In all her years coordinating the Town Days celebration, Garn said she’s learned that what happens during the parade isn’t nearly as important or memorable as what happens afterward.
 
“After the parade, you are driving down and watching families gather on the front lawn, and we are watching little ones dressed in red, white and blue eating that taffy out of their sack, and that’s why you do it,” she said. “You do it to build relationships.”
 
Riverton’s city celebration will begin on June 29 and 30 and July 1 with the three-man sorting competition and Riverton Rodeo at the Riverton City Park.
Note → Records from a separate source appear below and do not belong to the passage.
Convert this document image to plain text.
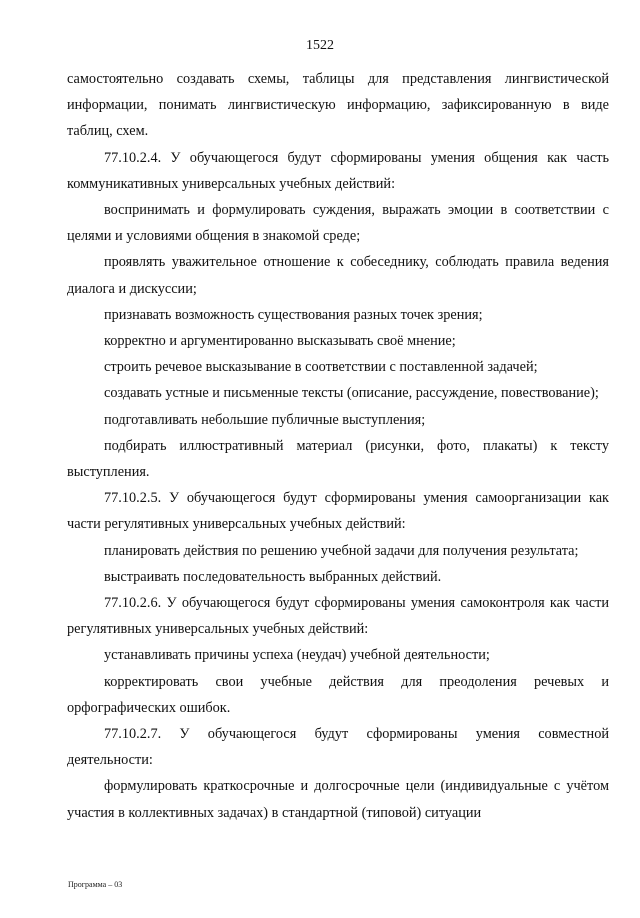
1522

самостоятельно создавать схемы, таблицы для представления лингвистической информации, понимать лингвистическую информацию, зафиксированную в виде таблиц, схем.

77.10.2.4. У обучающегося будут сформированы умения общения как часть коммуникативных универсальных учебных действий:

воспринимать и формулировать суждения, выражать эмоции в соответствии с целями и условиями общения в знакомой среде;

проявлять уважительное отношение к собеседнику, соблюдать правила ведения диалога и дискуссии;

признавать возможность существования разных точек зрения;

корректно и аргументированно высказывать своё мнение;

строить речевое высказывание в соответствии с поставленной задачей;

создавать устные и письменные тексты (описание, рассуждение, повествование);

подготавливать небольшие публичные выступления;

подбирать иллюстративный материал (рисунки, фото, плакаты) к тексту выступления.

77.10.2.5. У обучающегося будут сформированы умения самоорганизации как части регулятивных универсальных учебных действий:

планировать действия по решению учебной задачи для получения результата;

выстраивать последовательность выбранных действий.

77.10.2.6. У обучающегося будут сформированы умения самоконтроля как части регулятивных универсальных учебных действий:

устанавливать причины успеха (неудач) учебной деятельности;

корректировать свои учебные действия для преодоления речевых и орфографических ошибок.

77.10.2.7. У обучающегося будут сформированы умения совместной деятельности:

формулировать краткосрочные и долгосрочные цели (индивидуальные с учётом участия в коллективных задачах) в стандартной (типовой) ситуации

Программа – 03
The Town Days Parade and subsequent movie and concert will follow on July 3.

The city is hosting a slew of events on Independence Day, including a flag-raising ceremony, the Chuck Wagon Breakfast, the Riverton Country Mile and Tour De Riverton races, free swimming, an ATV rodeo, the Fun Zone, bingo, a haystack dive, sports tournaments, fireworks and concerts. For a full list of times and locations, visit rivertoncity.com.